The technical fault froze the cash prices for some time at the NSE after its index touched the lower circuit filter. However, trade was bought back to normal later in the day with the BSE saying in a statement issued Friday, “The market at BSE is working fine and trading members are informed that there are no issues technical or otherwise at BSE”.
“These non-algorithmic orders have been entered for an erroneous quantity which resulted in executing trades at multiple price points across the entire order book, thereby causing the circuit filter to be triggered,” the NSE mentioned in an earlier statement.
Technical experts as well as the Indian stock markets experts had no clue whatsoever about what was happening at the Indian equity markets after a sharp decline dented investor confidence dearly.

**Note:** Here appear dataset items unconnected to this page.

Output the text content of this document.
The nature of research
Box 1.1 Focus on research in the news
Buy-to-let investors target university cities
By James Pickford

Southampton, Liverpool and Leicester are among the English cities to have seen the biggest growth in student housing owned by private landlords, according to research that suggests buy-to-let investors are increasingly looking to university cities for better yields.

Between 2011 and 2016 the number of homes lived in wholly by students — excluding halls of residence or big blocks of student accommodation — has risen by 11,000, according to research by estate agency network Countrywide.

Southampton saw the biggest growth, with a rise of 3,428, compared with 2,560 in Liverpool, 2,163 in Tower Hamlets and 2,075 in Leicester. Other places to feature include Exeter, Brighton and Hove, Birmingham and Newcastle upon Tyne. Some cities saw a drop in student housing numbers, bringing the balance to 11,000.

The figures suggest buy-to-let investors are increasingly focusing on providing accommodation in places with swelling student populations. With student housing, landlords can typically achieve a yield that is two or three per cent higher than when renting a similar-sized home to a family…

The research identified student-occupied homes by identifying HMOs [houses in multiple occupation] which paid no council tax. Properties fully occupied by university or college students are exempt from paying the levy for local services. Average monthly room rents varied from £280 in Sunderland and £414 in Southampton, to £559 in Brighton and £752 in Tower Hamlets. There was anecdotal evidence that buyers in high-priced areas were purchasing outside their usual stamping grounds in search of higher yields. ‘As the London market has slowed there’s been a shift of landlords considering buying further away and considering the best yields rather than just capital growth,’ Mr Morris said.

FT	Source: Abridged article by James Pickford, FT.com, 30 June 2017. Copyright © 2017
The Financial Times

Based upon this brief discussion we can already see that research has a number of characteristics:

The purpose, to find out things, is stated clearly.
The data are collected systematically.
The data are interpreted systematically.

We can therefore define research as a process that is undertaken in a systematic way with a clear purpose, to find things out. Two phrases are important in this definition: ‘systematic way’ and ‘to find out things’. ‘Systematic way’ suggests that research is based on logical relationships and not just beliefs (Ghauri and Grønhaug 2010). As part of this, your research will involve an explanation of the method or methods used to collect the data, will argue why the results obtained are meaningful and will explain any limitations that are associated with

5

Calling it a hard nut to crack, they said that there was no rational explanation for the glitch which resulted in a “Flash Crash” eroding 16 percent of value within few minutes. They further elaborated that the problem may have emerged from a programming fault with the Foreign Institutional Investors (FII) where some punching error may have been the cause.
The technical problem also forced the NSE to come to a standstill for about 15 minutes following that a brokerage house placed 59 incorrect orders which nearly wiped out around 60 billion US dollars from the value of India’s biggest companies.
Later, the Exchange authorities stepped forward to undo the errors by cancelling the orders but it couldn’t stop the Nifty index from closing down 0.8 percent on Friday. Moreover, the glitch has cast a shadow of doubt in the minds of investors and put regulators under stern pressure to take actions against any possible future glitch in the wake of a series of high profile trading errors in the US.
Only last week a technical glitch on Nasdaq forced authorities to cancel trading in Kraft whose share price shot up by almost 30 percent. Earlier this year, the launch of Facebook’s shares also had exposed the technical frailty of the Exchange as an excess demand of the stock jammed the system. If that wasn’t enough, another automation process glitch resulted in thousands of mistaken stocks orders at the US broker Knight Capital which recorded losses worth 440 million US dollars in just about 45 minutes.
The NSE authorities initially put the blame on a human error but experts doubted the claim saying there was no possibility in the world that a human error pushed the NSE Nifty down by 16 percent such a short time.